Test collection results for multiple columns:
show statistic analyze2_test columns (smallint1, string1, boolean1, timestamp1);
Expected output:
ID = 20201126091636149gxgf****
smallint1:MaxValue: 20
smallint1:DistinctNum: 4.0
smallint1:MinValue: 2
smallint1:NullNum: 1.0
smallint1:TopK: {2=1.0, 7=1.0, 20=1.0}
string1:MaxLength 6.0 -- The value of maxColLen.

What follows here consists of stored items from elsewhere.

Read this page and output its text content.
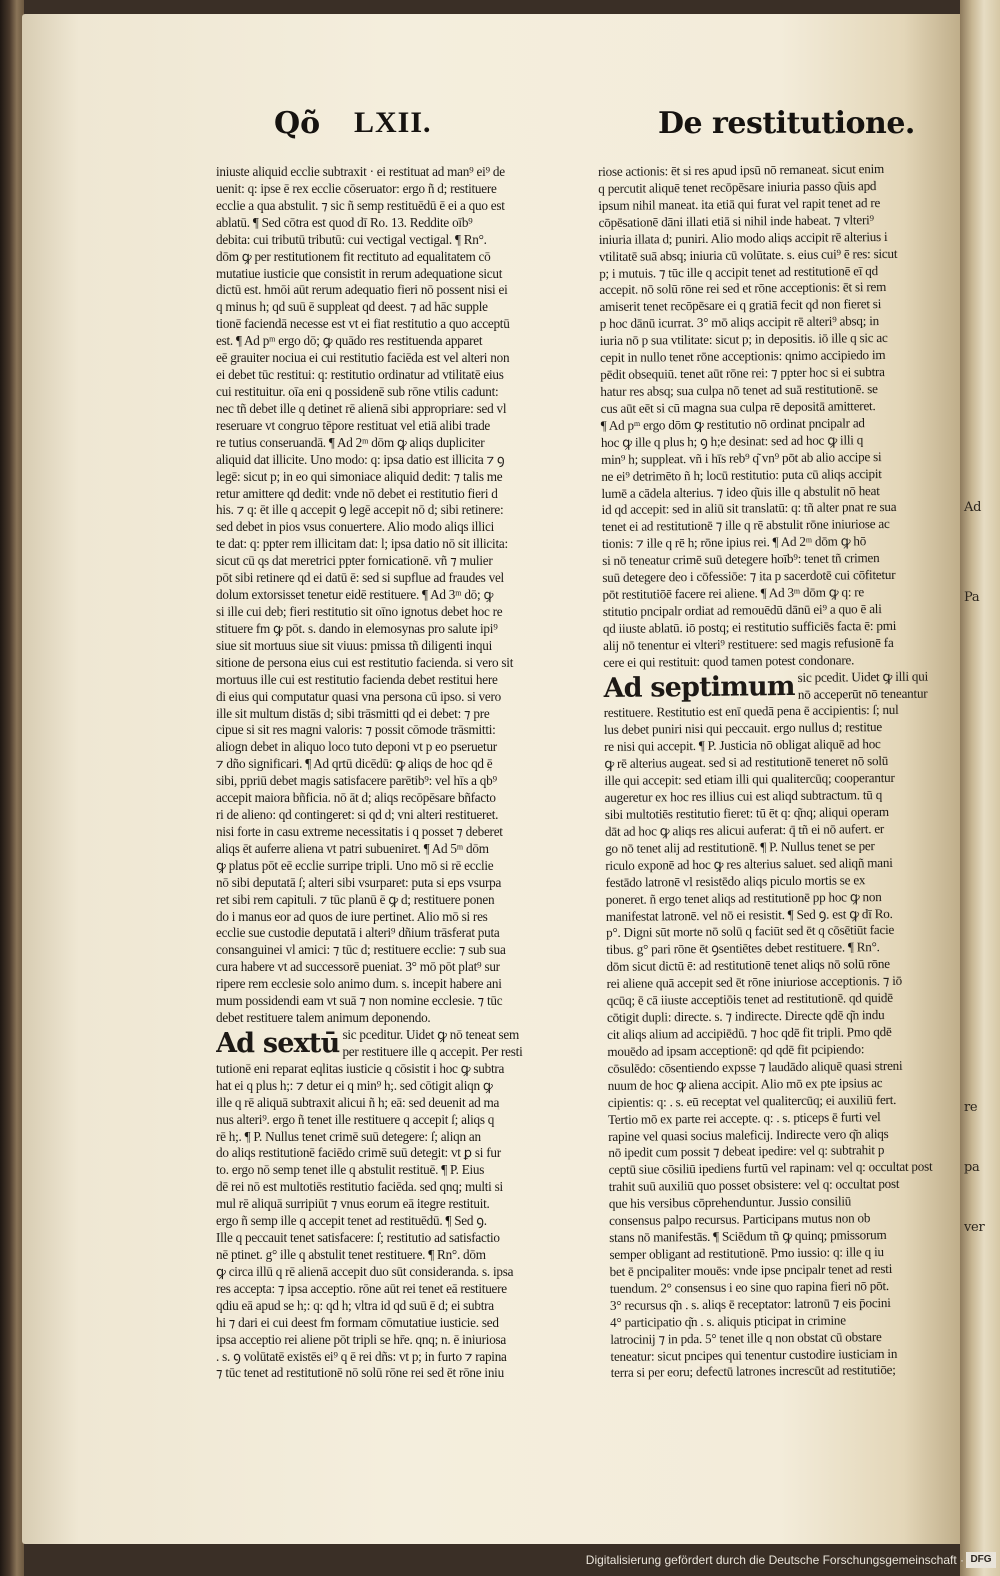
Qõ LXII.	De restitutione.
iniuste aliquid ecclie subtraxit · ei restituat ad man⁹ ei⁹ de
uenit: q: ipse ē rex ecclie cōseruator: ergo ñ d; restituere
ecclie a qua abstulit. ⁊ sic ñ semp restituēdū ē ei a quo est
ablatū. ¶ Sed cōtra est quod dī Ro. 13. Reddite oīb⁹
debita: cui tributū tributū: cui vectigal vectigal. ¶ Rn°.
dōm ꝙ per restitutionem fit rectituto ad equalitatem cō
mutatiue iusticie que consistit in rerum adequatione sicut
dictū est. hmōi aūt rerum adequatio fieri nō possent nisi ei
q minus h; qd suū ē suppleat qd deest. ⁊ ad hāc supple
tionē faciendā necesse est vt ei fiat restitutio a quo acceptū
est. ¶ Ad pᵐ ergo dō; ꝙ quādo res restituenda apparet
eē grauiter nociua ei cui restitutio faciēda est vel alteri non
ei debet tūc restitui: q: restitutio ordinatur ad vtilitatē eius
cui restituitur. oīa eni q possidenē sub rōne vtilis cadunt:
nec tñ debet ille q detinet rē alienā sibi appropriare: sed vl
reseruare vt congruo tēpore restituat vel etiā alibi trade
re tutius conseruandā. ¶ Ad 2ᵐ dōm ꝙ aliqs dupliciter
aliquid dat illicite. Uno modo: q: ipsa datio est illicita ⁊ ꝯ
legē: sicut p; in eo qui simoniace aliquid dedit: ⁊ talis me
retur amittere qd dedit: vnde nō debet ei restitutio fieri d
his. ⁊ q: ēt ille q accepit ꝯ legē accepit nō d; sibi retinere:
sed debet in pios vsus conuertere. Alio modo aliqs illici
te dat: q: ppter rem illicitam dat: l; ipsa datio nō sit illicita:
sicut cū qs dat meretrici ppter fornicationē. vñ ⁊ mulier
pōt sibi retinere qd ei datū ē: sed si supflue ad fraudes vel
dolum extorsisset tenetur eidē restituere. ¶ Ad 3ᵐ dō; ꝙ
si ille cui deb; fieri restitutio sit oīno ignotus debet hoc re
stituere fm ꝙ pōt. s. dando in elemosynas pro salute ipi⁹
siue sit mortuus siue sit viuus: pmissa tñ diligenti inqui
sitione de persona eius cui est restitutio facienda. si vero sit
mortuus ille cui est restitutio facienda debet restitui here
di eius qui computatur quasi vna persona cū ipso. si vero
ille sit multum distās d; sibi trāsmitti qd ei debet: ⁊ pre
cipue si sit res magni valoris: ⁊ possit cōmode trāsmitti:
aliogn debet in aliquo loco tuto deponi vt p eo pseruetur
⁊ dño significari. ¶ Ad qrtū dicēdū: ꝙ aliqs de hoc qd ē
sibi, ppriū debet magis satisfacere parētib⁹: vel hīs a qb⁹
accepit maiora bñficia. nō āt d; aliqs recōpēsare bñfacto
ri de alieno: qd contingeret: si qd d; vni alteri restitueret.
nisi forte in casu extreme necessitatis i q posset ⁊ deberet
aliqs ēt auferre aliena vt patri subueniret. ¶ Ad 5ᵐ dōm
ꝙ platus pōt eē ecclie surripe tripli. Uno mō si rē ecclie
nō sibi deputatā ſ; alteri sibi vsurparet: puta si eps vsurpa
ret sibi rem capituli. ⁊ tūc planū ē ꝙ d; restituere ponen
do i manus eor ad quos de iure pertinet. Alio mō si res
ecclie sue custodie deputatā i alteri⁹ dñium trāsferat puta
consanguinei vl amici: ⁊ tūc d; restituere ecclie: ⁊ sub sua
cura habere vt ad successorē pueniat. 3° mō pōt plat⁹ sur
ripere rem ecclesie solo animo dum. s. incepit habere ani
mum possidendi eam vt suā ⁊ non nomine ecclesie. ⁊ tūc
debet restituere talem animum deponendo.
Ad sextū sic pceditur. Uidet ꝙ nō teneat sem
per restituere ille q accepit. Per resti
tutionē eni reparat eqlitas iusticie q cōsistit i hoc ꝙ subtra
hat ei q plus h;: ⁊ detur ei q min⁹ h;. sed cōtigit aliqn ꝙ
ille q rē aliquā subtraxit alicui ñ h; eā: sed deuenit ad ma
nus alteri⁹. ergo ñ tenet ille restituere q accepit ſ; aliqs q
rē h;. ¶ P. Nullus tenet crimē suū detegere: ſ; aliqn an
do aliqs restitutionē faciēdo crimē suū detegit: vt ꝑ si fur
to. ergo nō semp tenet ille q abstulit restituē. ¶ P. Eius
dē rei nō est multotiēs restitutio faciēda. sed qnq; multi si
mul rē aliquā surripiūt ⁊ vnus eorum eā itegre restituit.
ergo ñ semp ille q accepit tenet ad restituēdū. ¶ Sed ꝯ.
Ille q peccauit tenet satisfacere: ſ; restitutio ad satisfactio
nē ptinet. g° ille q abstulit tenet restituere. ¶ Rn°. dōm
ꝙ circa illū q rē alienā accepit duo sūt consideranda. s. ipsa
res accepta: ⁊ ipsa acceptio. rōne aūt rei tenet eā restituere
qdiu eā apud se h;: q: qd h; vltra id qd suū ē d; ei subtra
hi ⁊ dari ei cui deest fm formam cōmutatiue iusticie. sed
ipsa acceptio rei aliene pōt tripli se hr̄e. qnq; n. ē iniuriosa
. s. ꝯ volūtatē existēs ei⁹ q ē rei dñs: vt p; in furto ⁊ rapina
⁊ tūc tenet ad restitutionē nō solū rōne rei sed ēt rōne iniu
riose actionis: ēt si res apud ipsū nō remaneat. sicut enim
q percutit aliquē tenet recōpēsare iniuria passo q͂uis apd
ipsum nihil maneat. ita etiā qui furat vel rapit tenet ad re
cōpēsationē dāni illati etiā si nihil inde habeat. ⁊ vlteri⁹
iniuria illata d; puniri. Alio modo aliqs accipit rē alterius i
vtilitatē suā absq; iniuria cū volūtate. s. eius cui⁹ ē res: sicut
p; i mutuis. ⁊ tūc ille q accipit tenet ad restitutionē eī qd
accepit. nō solū rōne rei sed et rōne acceptionis: ēt si rem
amiserit tenet recōpēsare ei q gratiā fecit qd non fieret si
p hoc dānū icurrat. 3° mō aliqs accipit rē alteri⁹ absq; in
iuria nō p sua vtilitate: sicut p; in depositis. iō ille q sic ac
cepit in nullo tenet rōne acceptionis: qnimo accipiedo im
pēdit obsequiū. tenet aūt rōne rei: ⁊ ppter hoc si ei subtra
hatur res absq; sua culpa nō tenet ad suā restitutionē. se
cus aūt eēt si cū magna sua culpa rē depositā amitteret.
¶ Ad pᵐ ergo dōm ꝙ restitutio nō ordinat pncipalr ad
hoc ꝙ ille q plus h; ꝯ h;e desinat: sed ad hoc ꝙ illi q
min⁹ h; suppleat. vñ i hīs reb⁹ q͂ vn⁹ pōt ab alio accipe si
ne ei⁹ detrimēto ñ h; locū restitutio: puta cū aliqs accipit
lumē a cādela alterius. ⁊ ideo q͂uis ille q abstulit nō heat
id qd accepit: sed in aliū sit translatū: q: tñ alter pnat re sua
tenet ei ad restitutionē ⁊ ille q rē abstulit rōne iniuriose ac
tionis: ⁊ ille q rē h; rōne ipius rei. ¶ Ad 2ᵐ dōm ꝙ hō
si nō teneatur crimē suū detegere hoīb⁹: tenet tñ crimen
suū detegere deo i cōfessiōe: ⁊ ita p sacerdotē cui cōfitetur
pōt restitutiōē facere rei aliene. ¶ Ad 3ᵐ dōm ꝙ q: re
stitutio pncipalr ordiat ad remouēdū dānū ei⁹ a quo ē ali
qd iiuste ablatū. iō postq; ei restitutio sufficiēs facta ē: pmi
alij nō tenentur ei vlteri⁹ restituere: sed magis refusionē fa
cere ei qui restituit: quod tamen potest condonare.
Ad septimum sic pcedit. Uidet ꝙ illi qui
nō acceperūt nō teneantur
restituere. Restitutio est enī quedā pena ē accipientis: ſ; nul
lus debet puniri nisi qui peccauit. ergo nullus d; restitue
re nisi qui accepit. ¶ P. Justicia nō obligat aliquē ad hoc
ꝙ rē alterius augeat. sed si ad restitutionē teneret nō solū
ille qui accepit: sed etiam illi qui qualitercūq; cooperantur
augeretur ex hoc res illius cui est aliqd subtractum. tū q
sibi multotiēs restitutio fieret: tū ēt q: q͂nq; aliqui operam
dāt ad hoc ꝙ aliqs res alicui auferat: q̄ tñ ei nō aufert. er
go nō tenet alij ad restitutionē. ¶ P. Nullus tenet se per
riculo exponē ad hoc ꝙ res alterius saluet. sed aliqñ mani
festādo latronē vl resistēdo aliqs piculo mortis se ex
poneret. ñ ergo tenet aliqs ad restitutionē pp hoc ꝙ non
manifestat latronē. vel nō ei resistit. ¶ Sed ꝯ. est ꝙ dī Ro.
p°. Digni sūt morte nō solū q faciūt sed ēt q cōsētiūt facie
tibus. g° pari rōne ēt ꝯsentiētes debet restituere. ¶ Rn°.
dōm sicut dictū ē: ad restitutionē tenet aliqs nō solū rōne
rei aliene quā accepit sed ēt rōne iniuriose acceptionis. ⁊ iō
qcūq; ē cā iiuste acceptiōis tenet ad restitutionē. qd quidē
cōtigit dupli: directe. s. ⁊ indirecte. Directe qdē q͂n indu
cit aliqs alium ad accipiēdū. ⁊ hoc qdē fit tripli. Pmo qdē
mouēdo ad ipsam acceptionē: qd qdē fit pcipiendo:
cōsulēdo: cōsentiendo expsse ⁊ laudādo aliquē quasi streni
nuum de hoc ꝙ aliena accipit. Alio mō ex pte ipsius ac
cipientis: q: . s. eū receptat vel qualitercūq; ei auxiliū fert.
Tertio mō ex parte rei accepte. q: . s. pticeps ē furti vel
rapine vel quasi socius maleficij. Indirecte vero q͂n aliqs
nō ipedit cum possit ⁊ debeat ipedire: vel q: subtrahit p
ceptū siue cōsiliū ipediens furtū vel rapinam: vel q: occultat post
trahit suū auxiliū quo posset obsistere: vel q: occultat post
que his versibus cōprehenduntur. Jussio consiliū
consensus palpo recursus. Participans mutus non ob
stans nō manifestās. ¶ Sciēdum tñ ꝙ quinq; pmissorum
semper obligant ad restitutionē. Pmo iussio: q: ille q iu
bet ē pncipaliter mouēs: vnde ipse pncipalr tenet ad resti
tuendum. 2° consensus i eo sine quo rapina fieri nō pōt.
3° recursus q͂n . s. aliqs ē receptator: latronū ⁊ eis p̄ocini
4° participatio q͂n . s. aliquis pticipat in crimine
latrocinij ⁊ in pda. 5° tenet ille q non obstat cū obstare
teneatur: sicut pncipes qui tenentur custodire iusticiam in
terra si per eoru; defectū latrones increscūt ad restitutiōe;
Ad
Pa
re
pa
ver
Digitalisierung gefördert durch die Deutsche Forschungsgemeinschaft · DFG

string1:AvgLength: 3.0 -- The value of avgColLen.
string1:DistinctNum: 4.0
string1:NullNum: 1.0
string1:TopK: {str1=1.0, str12=1.0, str123=1.0}
boolean1:DistinctNum: 3.0
boolean1:NullNum: 1.0
boolean1:TopK: {false=2.0, true=1.0}
timestamp1:DistinctNum: 3.0
timestamp1:NullNum: 1.0
timestamp1:TopK: {2018-09-17 00:00:00.0=2.0, 2018-09-18 00:00:00.0=1.0}
Test collection results for all columns:
show statistic analyze2_test columns;
Expected output:
ID = 20201126092022636gzm1****
tinyint1:MaxValue: 20
tinyint1:DistinctNum: 4.0
tinyint1:MinValue: 1
tinyint1:NullNum: 1.0
tinyint1:TopK: {1=1.0, 10=1.0, 20=1.0}
smallint1:MaxValue: 20
smallint1:DistinctNum: 4.0
smallint1:MinValue: 2
smallint1:NullNum: 1.0
smallint1:TopK: {2=1.0, 7=1.0, 20=1.0}
int1:MaxValue: 7
int1:DistinctNum: 3.0
int1:MinValue: 4
int1:NullNum: 1.0
int1:TopK: {4=2.0, 7=1.0}
bigint1:MaxValue: 11111118
bigint1:DistinctNum: 4.0
bigint1:MinValue: 8
bigint1:NullNum: 1.0
bigint1:TopK: {8=1.0, 2222228=1.0, 11111118=1.0}
double1:MaxValue: 123452.3
double1:DistinctNum: 4.0
double1:MinValue: 12.3
double1:NullNum: 1.0
double1:TopK: {12.3=1.0, 67892.3=1.0, 123452.3=1.0}
decimal1:MaxValue: 22.4
decimal1:DistinctNum: 4.0
decimal1:MinValue: 2.4
decimal1:NullNum: 1.0
decimal1:TopK: {2.4=1.0, 12.4=1.0, 22.4=1.0}
decimal2:MaxValue: 52.5
decimal2:DistinctNum: 4.0
decimal2:MinValue: 2.57
decimal2:NullNum: 1.0
decimal2:TopK: {2.57=1.0, 42.5=1.0, 52.5=1.0}
string1:MaxLength 6.0
string1:AvgLength: 3.0
string1:DistinctNum: 4.0
string1:NullNum: 1.0
string1:TopK: {str1=1.0, str12=1.0, str123=1.0}
varchar1:MaxLength 6.0
varchar1:AvgLength: 3.0
varchar1:DistinctNum: 4.0
varchar1:NullNum: 1.0
varchar1:TopK: {str2=1.0, str200=1.0, str21=1.0}
boolean1:DistinctNum: 3.0
boolean1:NullNum: 1.0
boolean1:TopK: {false=2.0, true=1.0}
timestamp1:DistinctNum: 3.0
timestamp1:NullNum: 1.0
timestamp1:TopK: {2018-09-17 00:00:00.0=2.0, 2018-09-18 00:00:00.0=1.0}
datetime1:DistinctNum: 3.0
datetime1:NullNum: 1.0
datetime1:TopK: {1537117199000=2.0, 1537030799000=1.0}
For the full optimizer statistics reference, see Collect information for the optimizer of MaxCompute.